New Delhi: The national capital on Wednesday (May 19, 2021) received 60 mm rainfall till 8:30 pm, which is the highest 24-hour precipitation in May in over 35 years, leading to waterlogging in various parts of Delhi.
As per India Meteorological Department, the heavy rainfall in Delhi was an impact of cyclonic storm ‘Tauktae’ and western disturbance. The overnight rainfall has led to waterlogging in various parts of the national capital.
“The rainfall in Delhi, Uttar Pradesh, northern Rajasthan, Himachal Pradesh and Uttarakhand on Wednesday is a result of interaction between the remnant of the cyclonic storm “Tauktae” and a Western Disturbance,” the IMD said.
#WATCH | Vehicular movement affected following heavy rainfall causing waterlogging in parts of Delhi.
Visuals from Dhaula Kuan area pic.twitter.com/kgnWigAFqV
— ANI (@ANI) May 20, 2021
Delhi’s temperature also dipped to 23.8 degrees Celsius on Wednesday, which is 16 notches below normal and the lowest for May since 1951.
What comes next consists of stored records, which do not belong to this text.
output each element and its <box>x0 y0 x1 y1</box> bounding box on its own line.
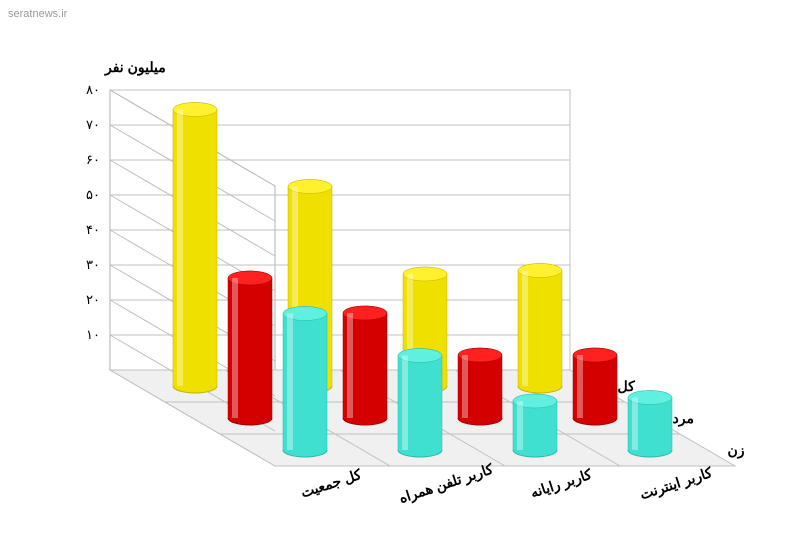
svg-text:۱۰: ۱۰ <box>86 327 100 342</box>
svg-text:۶۰: ۶۰ <box>86 152 100 167</box>
svg-text:۸۰: ۸۰ <box>86 82 100 97</box>
svg-text:مرد: مرد <box>673 410 694 427</box>
svg-text:زن: زن <box>728 442 745 459</box>
watermark: seratnews.ir <box>8 8 67 20</box>
svg-text:۵۰: ۵۰ <box>86 187 100 202</box>
svg-text:کل جمعیت: کل جمعیت <box>299 466 364 501</box>
svg-text:۲۰: ۲۰ <box>86 292 100 307</box>
svg-text:۷۰: ۷۰ <box>86 117 100 132</box>
svg-text:کاربر اینترنت: کاربر اینترنت <box>638 464 715 503</box>
svg-text:۴۰: ۴۰ <box>86 222 100 237</box>
svg-text:۳۰: ۳۰ <box>86 257 100 272</box>
svg-text:کاربر رایانه: کاربر رایانه <box>528 466 594 502</box>
svg-text:میلیون نفر: میلیون نفر <box>104 59 166 76</box>
svg-text:کل: کل <box>618 378 636 394</box>
chart-3d-bar: ۱۰ ۲۰ ۳۰ ۴۰ ۵۰ ۶۰ ۷۰ ۸۰ میلیون نفر کل جمعیت کاربر … <box>60 40 760 530</box>
svg-text:کاربر تلفن همراه: کاربر تلفن همراه <box>397 460 496 506</box>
“The Safdarjung Observatory recorded 60 mm rainfall between 8:30 am and 8:30 pm,” the IMD said.
“There has been more rain after 8:30 pm. So, the record has already been broken,” said R K Jenamani, senior scientist, national weather forecasting center.
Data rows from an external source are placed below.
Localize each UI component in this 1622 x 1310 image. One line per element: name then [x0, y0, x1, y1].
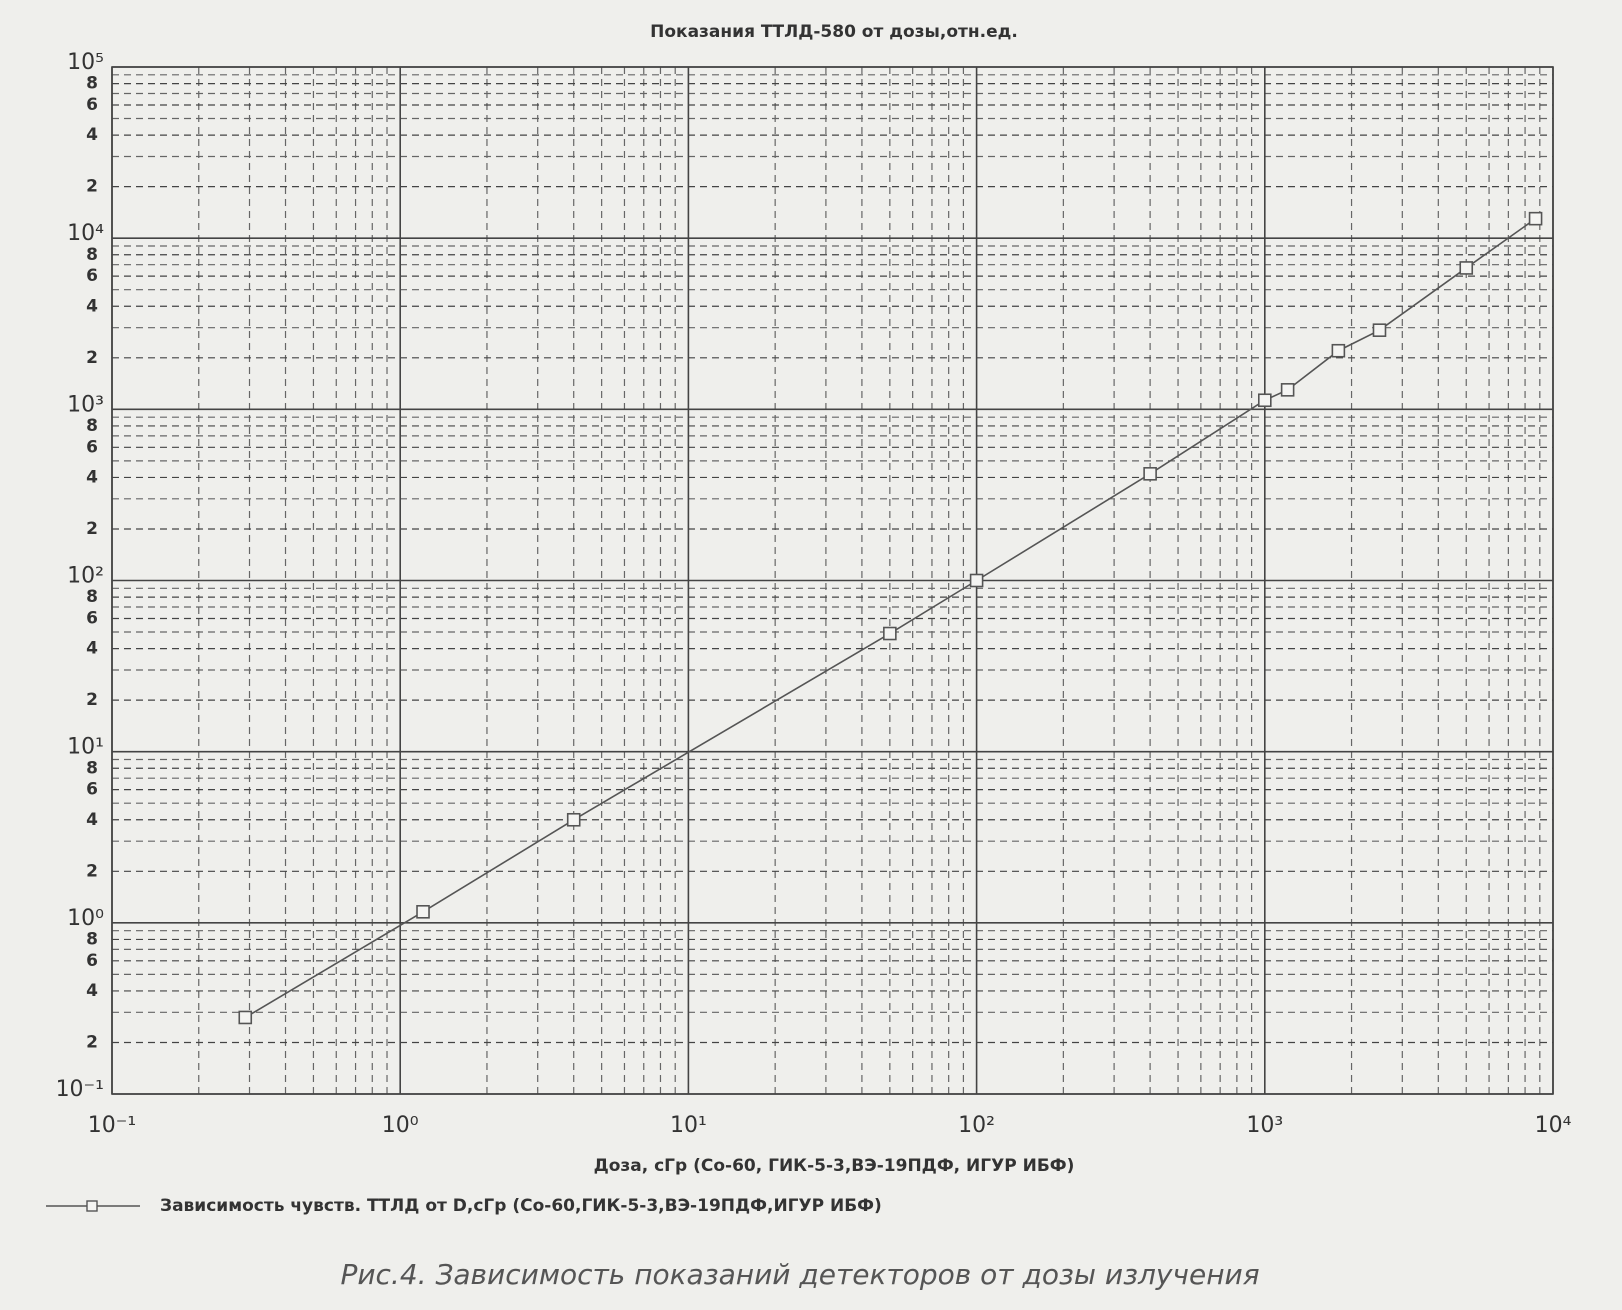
y-tick-label: 10⁻¹: [56, 1077, 104, 1102]
y-tick-label: 10⁴: [67, 221, 104, 246]
y-tick-label: 6: [86, 266, 98, 286]
x-tick-label: 10⁰: [382, 1113, 419, 1138]
marker: [416, 905, 430, 919]
marker: [1143, 467, 1157, 481]
y-tick-label: 10³: [67, 392, 104, 417]
y-tick-label: 8: [86, 758, 98, 778]
figure-caption: Рис.4. Зависимость показаний детекторов …: [340, 1258, 1259, 1291]
marker: [1280, 383, 1295, 397]
x-tick-label: 10¹: [670, 1113, 707, 1138]
y-tick-label: 2: [86, 690, 98, 710]
marker: [238, 1010, 253, 1025]
y-tick-label: 2: [86, 861, 98, 881]
y-tick-label: 4: [86, 296, 98, 316]
marker: [1258, 393, 1272, 408]
legend-marker: [86, 1200, 98, 1212]
y-tick-label: 8: [86, 245, 98, 265]
y-tick-label: 2: [86, 519, 98, 539]
y-tick-label: 6: [86, 437, 98, 457]
chart-title: Показания ТТЛД-580 от дозы,отн.ед.: [650, 22, 1018, 42]
y-tick-label: 10⁵: [67, 50, 104, 75]
marker: [969, 573, 984, 588]
y-tick-label: 4: [86, 810, 98, 830]
y-tick-label: 8: [86, 416, 98, 436]
y-tick-label: 6: [86, 95, 98, 115]
y-tick-label: 6: [86, 608, 98, 628]
marker: [566, 812, 581, 827]
y-tick-label: 10¹: [67, 735, 104, 760]
y-tick-label: 8: [86, 929, 98, 949]
marker: [1331, 343, 1346, 358]
y-tick-label: 4: [86, 467, 98, 487]
y-tick-label: 4: [86, 981, 98, 1001]
x-tick-label: 10⁴: [1535, 1113, 1572, 1138]
y-tick-label: 2: [86, 1032, 98, 1052]
marker: [1372, 323, 1387, 337]
y-tick-label: 10²: [67, 564, 104, 589]
y-tick-label: 2: [86, 348, 98, 368]
x-tick-label: 10²: [958, 1113, 995, 1138]
y-tick-label: 6: [86, 951, 98, 971]
y-tick-label: 4: [86, 125, 98, 145]
y-tick-label: 4: [86, 639, 98, 659]
y-tick-label: 10⁰: [67, 906, 104, 931]
marker: [1459, 261, 1474, 275]
series-line: [244, 218, 1537, 1019]
y-tick-label: 8: [86, 587, 98, 607]
x-axis-label: Доза, сГр (Со-60, ГИК-5-3,ВЭ-19ПДФ, ИГУР…: [594, 1156, 1075, 1176]
y-tick-label: 6: [86, 780, 98, 800]
x-tick-label: 10³: [1246, 1113, 1283, 1138]
legend-label: Зависимость чувств. ТТЛД от D,сГр (Со-60…: [160, 1196, 882, 1216]
marker: [1528, 211, 1543, 226]
plot-frame: [111, 66, 1554, 1095]
marker: [883, 626, 897, 641]
y-tick-label: 8: [86, 74, 98, 94]
y-tick-label: 2: [86, 177, 98, 197]
x-tick-label: 10⁻¹: [88, 1113, 136, 1138]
“May remains generally dry. Normally, Delhi gets a maximum of 30 mm or 40 mm (24-hour rainfall) in this month. The rain lasts only an hour or less. But this is a completely different system coming from the Arabian Sea and meeting with a Western Disturbance. Because the feature is rarest, so crossing 60 mm is no surprise,” he said.
Heavy rainfall triggers waterlogging in parts of Delhi; visuals from near Supreme Court and Bhairon temple in the National Capital pic.twitter.com/w3QNHgFEdA
— ANI (@ANI) May 20, 2021
Earlier, the India Meteorological Department had issued an orange alert for Delhi, predicting “heavy” to “very heavy” rainfall in parts of the capital with winds gusting up to 60 kilometers per hour.
“Possibility of heavy to very heavy rainfall at isolated places” as a result of interaction between the remnant of cyclonic storm Tauktae and a Western Disturbance, the IMD said.
Delhi recorded its air quality in the ‘satisfactory’ category for the second consecutive day on Wednesday due to rainfall and strong winds, according to Central Pollution Control Board data.
The city had recorded a 24-hour average air quality index (AQI) of 78 on Wednesday. It was 93 on Tuesday.
An AQI between 201 and 300 is considered poor, 301-400 very poor and 401-500 severe, while an AQI above 500 falls in the severe plus category.